In 16 von 27 EU-Ländern sind die Löhne laut dem Europäischen Tarifbericht der DGB-nahen Hans-Böckler-Stiftung im vergangenen Jahr gesunken. In Großbritannien und Portugal beispielsweise sanken zwischen 2010 und 2012 der Oxfam-Studie zufolge die Reallöhne, also der reale Wert der Löhne, um mehr als 3,2 Prozent, und fielen damit auf das Niveau von 2003 zurück. Italien, Spanien und Irland verzeichneten in diesem Zeitraum ebenfalls einen Rückgang, wobei Griechenland mit einem durchschnittlichen Einbruch der Reallöhne von mehr als zehn Prozent den Spitzenplatz belegt. Umso dramatischer sind diese Zahlen, wenn man bedenkt, dass das Lohngefälle immer größer wird, da die unteren Lohngruppen überproportional starke Einschnitte hinzunehmen hatten. Der Niedriglohnsektor, definiert durch Löhne, die weniger als zwei Drittel des mittleren Lohns eines Landes betragen, wird in Europa nach deutschem Vorbild überall ausgebaut. Hierzulande arbeitet mittlerweile fast jeder Vierte für Niedriglöhne. Während in Osteuropa die Quoten überwiegend noch höher sind, wird dieser Sektor in allen westeuropäischen Staaten derzeit nach dem Vorbild der »Agenda 2010« ausgebaut. In vielen Ländern wurden dafür die Mindestlöhne gesenkt, in Griechenland im vergangenen Jahr um ganze 22,5 Prozent und in Portugal auf weniger als drei Euro pro Stunde.

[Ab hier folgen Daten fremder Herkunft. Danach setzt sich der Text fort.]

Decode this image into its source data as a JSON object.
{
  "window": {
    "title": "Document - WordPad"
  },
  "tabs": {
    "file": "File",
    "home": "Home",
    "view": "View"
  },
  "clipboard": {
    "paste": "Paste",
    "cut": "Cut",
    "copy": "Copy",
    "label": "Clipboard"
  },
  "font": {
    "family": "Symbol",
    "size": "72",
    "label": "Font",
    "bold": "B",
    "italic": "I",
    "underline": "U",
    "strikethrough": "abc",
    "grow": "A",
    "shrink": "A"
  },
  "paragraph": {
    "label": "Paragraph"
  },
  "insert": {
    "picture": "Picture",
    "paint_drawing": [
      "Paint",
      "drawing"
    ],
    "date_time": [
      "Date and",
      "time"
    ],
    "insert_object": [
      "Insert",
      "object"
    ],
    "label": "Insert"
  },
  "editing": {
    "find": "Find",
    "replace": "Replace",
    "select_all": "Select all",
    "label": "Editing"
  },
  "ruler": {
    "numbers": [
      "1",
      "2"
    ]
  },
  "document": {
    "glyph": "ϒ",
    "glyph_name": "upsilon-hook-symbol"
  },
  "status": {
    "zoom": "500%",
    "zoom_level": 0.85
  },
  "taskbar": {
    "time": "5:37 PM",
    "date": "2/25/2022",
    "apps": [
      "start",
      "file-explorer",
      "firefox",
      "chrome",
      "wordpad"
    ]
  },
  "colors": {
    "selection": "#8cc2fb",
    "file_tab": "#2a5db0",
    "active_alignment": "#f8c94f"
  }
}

Während in Deutschland und Schweden die Lohnquote, der Anteil der Löhne am Bruttoinlandsprodukt, schon in den vergangenen 20 Jahren von 71 auf 64,2 beziehungsweise von 76,2 auf etwas über 64 Prozent fiel, müssen die weniger wettbewerbsfähigen Staaten dies nun in kürzerer Zeit nachholen. Die Lohnentwicklungen, genauer gesagt ihr Verhältnis zur Produktivität, die Lohnstückkosten, wurden in allen EU-Konzepten von der Lissabon-Strategie über den »Euro-Plus-Pakt« bis hin zum Zehnjahresplan der Agenda »Europa 2020« zum zentralen Instrument für die Wiedergewinnung der Wettbewerbsfähigkeit erklärt (Jungle World 18/2012). Die Verarmung ist dabei ein notwendiger und gewünschter Kollateralschaden, um Menschen in immer schlechter bezahlte Arbeit zu drängen.
Die Kritik an der französischen Regierung geht auf diese Strategie zurück. Die zweitgrößte Volkswirtschaft des Euroraumes war in den vergangenen beiden Jahren die einzige innerhalb der EU, in der der Einkommensanteil der reichsten zehn Prozent gegenüber dem ärmsten Zehntel gesunken ist, und auch die Lohnquote ist stabil geblieben. Mit solch halbherziger Verarmung wollen sich die Herrschenden der EU beim Kampf um den »wettbewerbsfähigsten Wirtschaftsraum der Welt« (Lissabon-Strategie) trotz aller Reformen der Präsidentschaft François Hollandes nicht mehr länger zufrieden geben.